Seule une poignée d’entreprises étrangères non chinoises opèrent dans l’industrie indonésienne du nickel. Vale Indonesia s’est associée au constructeur automobile Ford pour des investissements en actions dans une fonderie de nickel et est en pourparlers avec Stellantis pour une autre fonderie. Le chinois Huayou Cobalt est partenaire dans les deux projets.

Lors de leur rencontre l’année dernière à Washington, Biden et le dirigeant indonésien Joko Widodo ont convenu de travailler sur un « plan d’action » sur les minéraux critiques comme précurseur de tout accord de libre-échange.

Cependant, les négociations semblent avoir peu progressé et les législateurs américains ont exprimé leurs inquiétudes quant à la présence d’entreprises chinoises en Indonésie et aux dommages environnementaux causés par l’extraction et le traitement du nickel.

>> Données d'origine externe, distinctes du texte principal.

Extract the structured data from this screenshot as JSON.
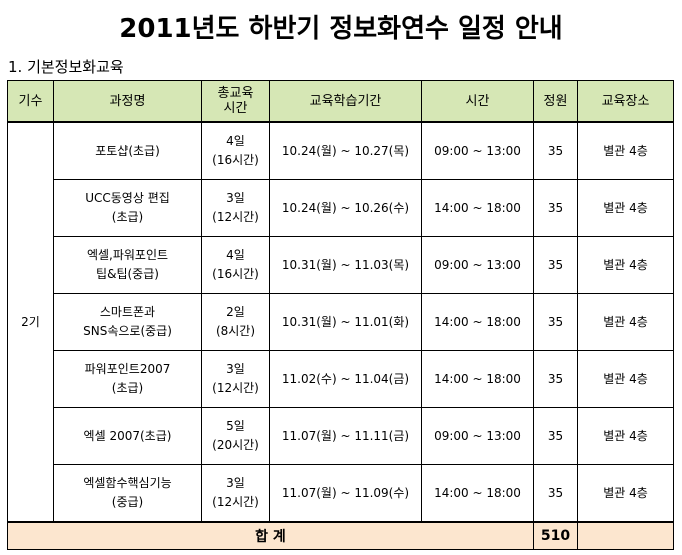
{
  "title": "2011년도 하반기 정보화연수 일정 안내",
  "section": "1.  기본정보화교육",
  "headers": {
    "term": "기수",
    "course": "과정명",
    "hours": "총교육시간",
    "period": "교육학습기간",
    "time": "시간",
    "capacity": "정원",
    "place": "교육장소"
  },
  "group_label": "2기",
  "rows": [
    {
      "course": "포토샵(초급)",
      "days": "4일",
      "hours": "(16시간)",
      "period": "10.24(월) ~ 10.27(목)",
      "time": "09:00 ~ 13:00",
      "capacity": "35",
      "place": "별관 4층"
    },
    {
      "course": "UCC동영상 편집",
      "course2": "(초급)",
      "days": "3일",
      "hours": "(12시간)",
      "period": "10.24(월) ~ 10.26(수)",
      "time": "14:00 ~ 18:00",
      "capacity": "35",
      "place": "별관 4층"
    },
    {
      "course": "엑셀,파워포인트",
      "course2": "팁&팁(중급)",
      "days": "4일",
      "hours": "(16시간)",
      "period": "10.31(월) ~ 11.03(목)",
      "time": "09:00  ~ 13:00",
      "capacity": "35",
      "place": "별관 4층"
    },
    {
      "course": "스마트폰과",
      "course2": "SNS속으로(중급)",
      "days": "2일",
      "hours": "(8시간)",
      "period": "10.31(월) ~ 11.01(화)",
      "time": "14:00 ~ 18:00",
      "capacity": "35",
      "place": "별관 4층"
    },
    {
      "course": "파워포인트2007",
      "course2": "(초급)",
      "days": "3일",
      "hours": "(12시간)",
      "period": "11.02(수) ~ 11.04(금)",
      "time": "14:00 ~ 18:00",
      "capacity": "35",
      "place": "별관 4층"
    },
    {
      "course": "엑셀 2007(초급)",
      "days": "5일",
      "hours": "(20시간)",
      "period": "11.07(월) ~ 11.11(금)",
      "time": "09:00  ~ 13:00",
      "capacity": "35",
      "place": "별관 4층"
    },
    {
      "course": "엑셀함수핵심기능",
      "course2": "(중급)",
      "days": "3일",
      "hours": "(12시간)",
      "period": "11.07(월) ~ 11.09(수)",
      "time": "14:00 ~ 18:00",
      "capacity": "35",
      "place": "별관 4층"
    }
  ],
  "total": {
    "label": "합  계",
    "capacity": "510"
  }
}
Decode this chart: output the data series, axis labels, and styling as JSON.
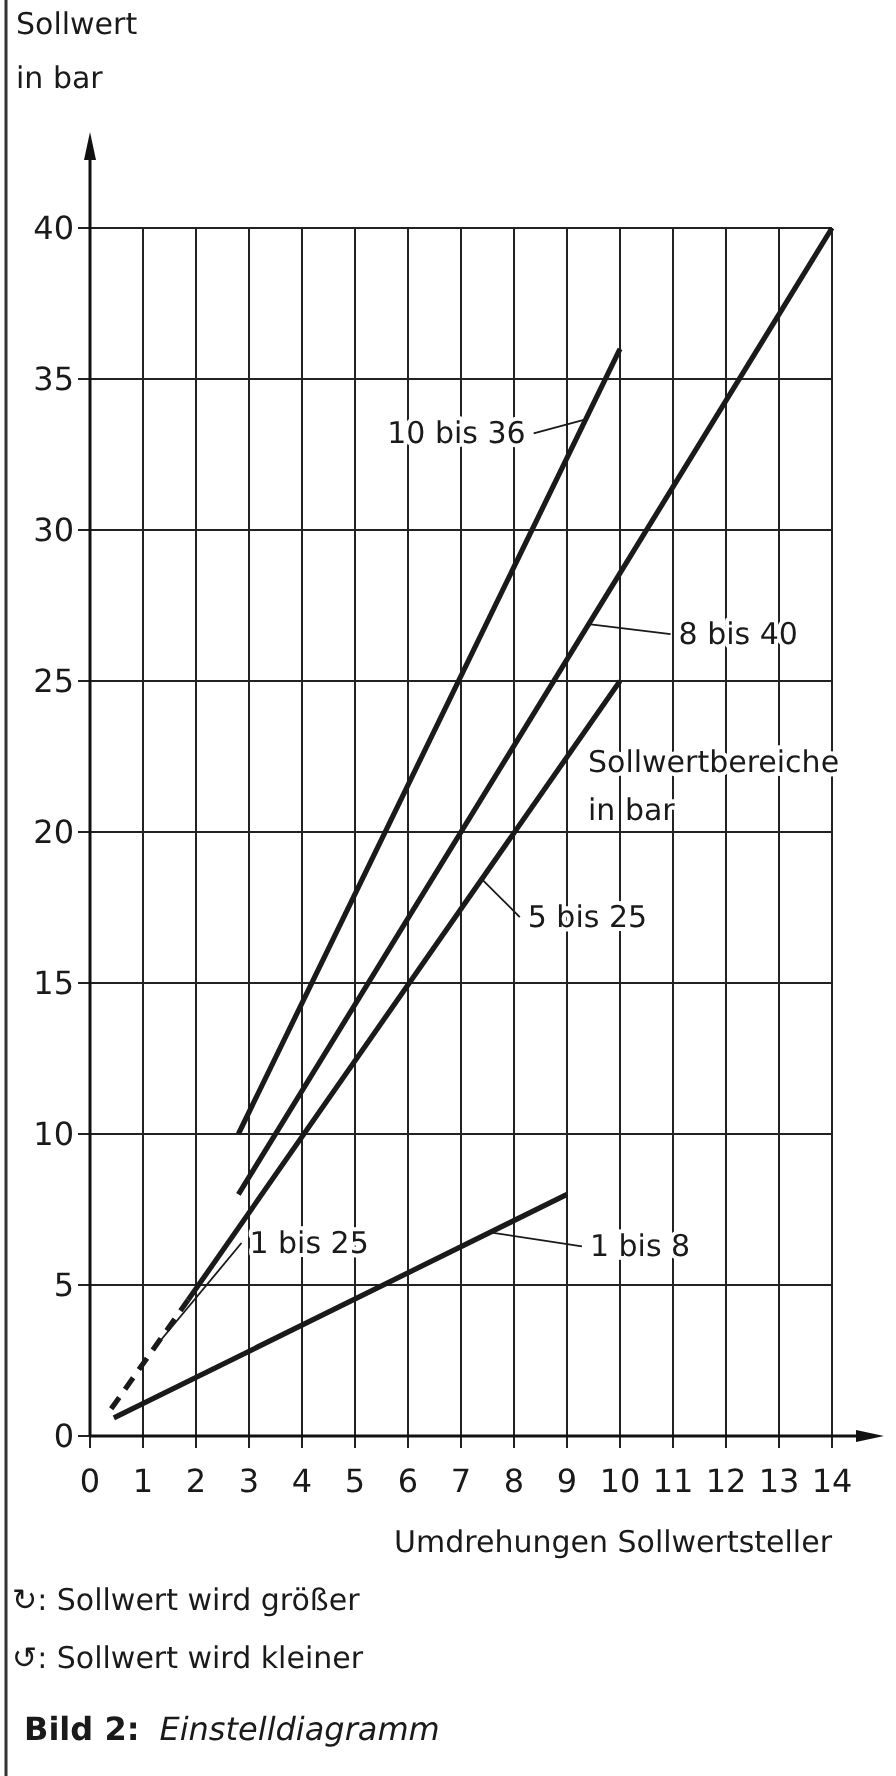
{
  "chart_data": {
    "type": "line",
    "title": "Bild 2: Einstelldiagramm",
    "ylabel": "Sollwert\nin bar",
    "xlabel": "Umdrehungen Sollwertsteller",
    "xlim": [
      0,
      14
    ],
    "ylim": [
      0,
      40
    ],
    "xticks": [
      0,
      1,
      2,
      3,
      4,
      5,
      6,
      7,
      8,
      9,
      10,
      11,
      12,
      13,
      14
    ],
    "yticks": [
      0,
      5,
      10,
      15,
      20,
      25,
      30,
      35,
      40
    ],
    "grid": true,
    "legend": "right",
    "legend_title": "Sollwertbereiche\nin bar",
    "marker": "none",
    "series": [
      {
        "name": "10 bis 36",
        "color": "#1a1a1a",
        "x": [
          2.8,
          10
        ],
        "values": [
          10,
          36
        ],
        "line_style": "solid"
      },
      {
        "name": "8 bis 40",
        "color": "#1a1a1a",
        "x": [
          2.8,
          14
        ],
        "values": [
          8,
          40
        ],
        "line_style": "solid"
      },
      {
        "name": "5 bis 25",
        "color": "#1a1a1a",
        "x": [
          1.85,
          10
        ],
        "values": [
          4.5,
          25
        ],
        "line_style": "solid"
      },
      {
        "name": "1 bis 25",
        "color": "#1a1a1a",
        "x": [
          0.4,
          1.85
        ],
        "values": [
          0.9,
          4.5
        ],
        "line_style": "dashed"
      },
      {
        "name": "1 bis 8",
        "color": "#1a1a1a",
        "x": [
          0.45,
          9
        ],
        "values": [
          0.6,
          8
        ],
        "line_style": "solid"
      }
    ],
    "annotations": [
      "↻: Sollwert wird größer",
      "↺: Sollwert wird kleiner"
    ]
  }
}
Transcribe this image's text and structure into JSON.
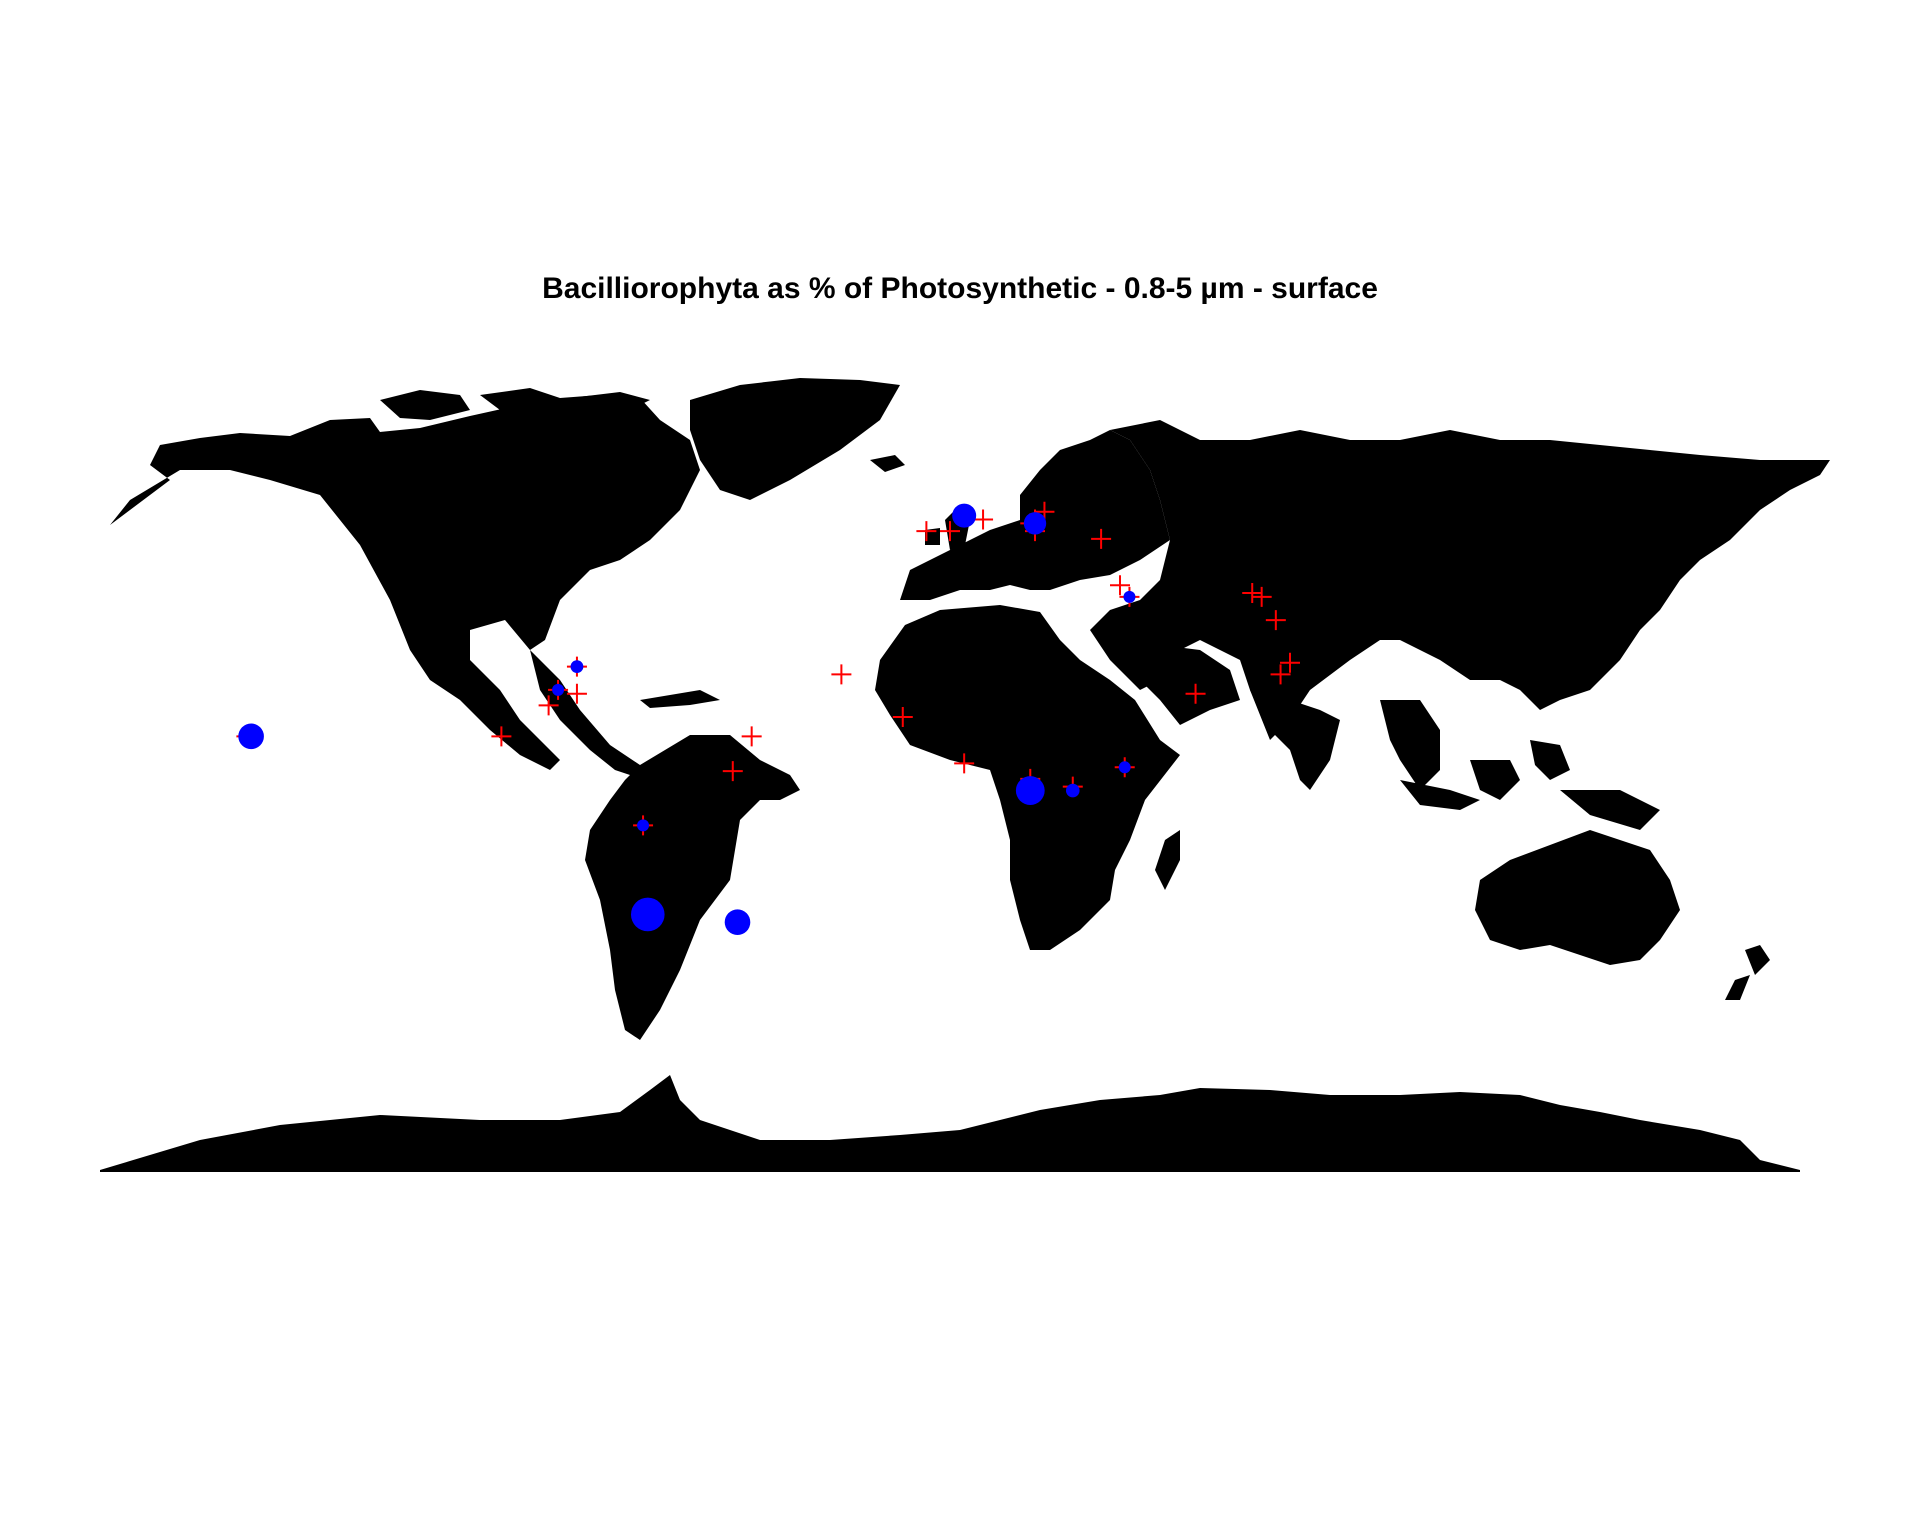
{
  "title": "Bacilliorophyta as % of Photosynthetic - 0.8-5 µm - surface",
  "colors": {
    "land": "#000000",
    "station_marker": "#ff0000",
    "value_dot": "#0000ff",
    "background": "#ffffff"
  },
  "map_data": {
    "projection": "equirectangular",
    "lon_range": [
      -180,
      180
    ],
    "lat_range": [
      -90,
      90
    ],
    "stations": [
      {
        "lon": -148,
        "lat": -17
      },
      {
        "lon": -149,
        "lat": -17
      },
      {
        "lon": -85,
        "lat": -9
      },
      {
        "lon": -83,
        "lat": -5
      },
      {
        "lon": -95,
        "lat": -17
      },
      {
        "lon": -79,
        "lat": 1
      },
      {
        "lon": -79,
        "lat": -6
      },
      {
        "lon": -42,
        "lat": -17
      },
      {
        "lon": -46,
        "lat": -26
      },
      {
        "lon": -23,
        "lat": -1
      },
      {
        "lon": -10,
        "lat": -12
      },
      {
        "lon": -65,
        "lat": -40
      },
      {
        "lon": 3,
        "lat": -24
      },
      {
        "lon": 17,
        "lat": -28
      },
      {
        "lon": 26,
        "lat": -30
      },
      {
        "lon": 37,
        "lat": -25
      },
      {
        "lon": 52,
        "lat": -6
      },
      {
        "lon": -5,
        "lat": 36
      },
      {
        "lon": 0,
        "lat": 36
      },
      {
        "lon": 7,
        "lat": 39
      },
      {
        "lon": 17,
        "lat": 38
      },
      {
        "lon": 18,
        "lat": 39
      },
      {
        "lon": 18,
        "lat": 36
      },
      {
        "lon": 20,
        "lat": 41
      },
      {
        "lon": 32,
        "lat": 34
      },
      {
        "lon": 36,
        "lat": 22
      },
      {
        "lon": 38,
        "lat": 19
      },
      {
        "lon": 64,
        "lat": 20
      },
      {
        "lon": 66,
        "lat": 19
      },
      {
        "lon": 69,
        "lat": 13
      },
      {
        "lon": 72,
        "lat": 2
      },
      {
        "lon": 70,
        "lat": -1
      }
    ],
    "values": [
      {
        "lon": -148,
        "lat": -17,
        "size": 2.2
      },
      {
        "lon": 3,
        "lat": 40,
        "size": 2.0
      },
      {
        "lon": 18,
        "lat": 38,
        "size": 1.8
      },
      {
        "lon": 17,
        "lat": -31,
        "size": 2.6
      },
      {
        "lon": -64,
        "lat": -63,
        "size": 3.2
      },
      {
        "lon": -45,
        "lat": -65,
        "size": 2.2
      },
      {
        "lon": -79,
        "lat": 1,
        "size": 0.6
      },
      {
        "lon": -83,
        "lat": -5,
        "size": 0.5
      },
      {
        "lon": 26,
        "lat": -31,
        "size": 0.7
      },
      {
        "lon": 37,
        "lat": -25,
        "size": 0.5
      },
      {
        "lon": -65,
        "lat": -40,
        "size": 0.5
      },
      {
        "lon": 38,
        "lat": 19,
        "size": 0.5
      }
    ]
  }
}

« Ce sont des discussions positives et nous aimerions travailler vers un accord sur les minéraux critiques qui permettra à davantage d’entreprises des États-Unis et d’ailleurs d’investir dans l’industrie des minéraux critiques en Indonésie », a déclaré José Fernández, sous-secrétaire d’État américain à la croissance économique, à l’énergie et à l’environnement, lors d’une visite à Jakarta ce mois-ci.

Bryan Bille, analyste politique et géopolitique principal chez BMI, a déclaré qu’il serait difficile pour l’Indonésie de se qualifier pour l’IRA en raison de la présence dominante des entreprises chinoises, et « au milieu d’une année électorale et compte tenu de la précédente résistance nationale, un accord américano-indonésien [trade agreement] n’est pas probable à court terme ».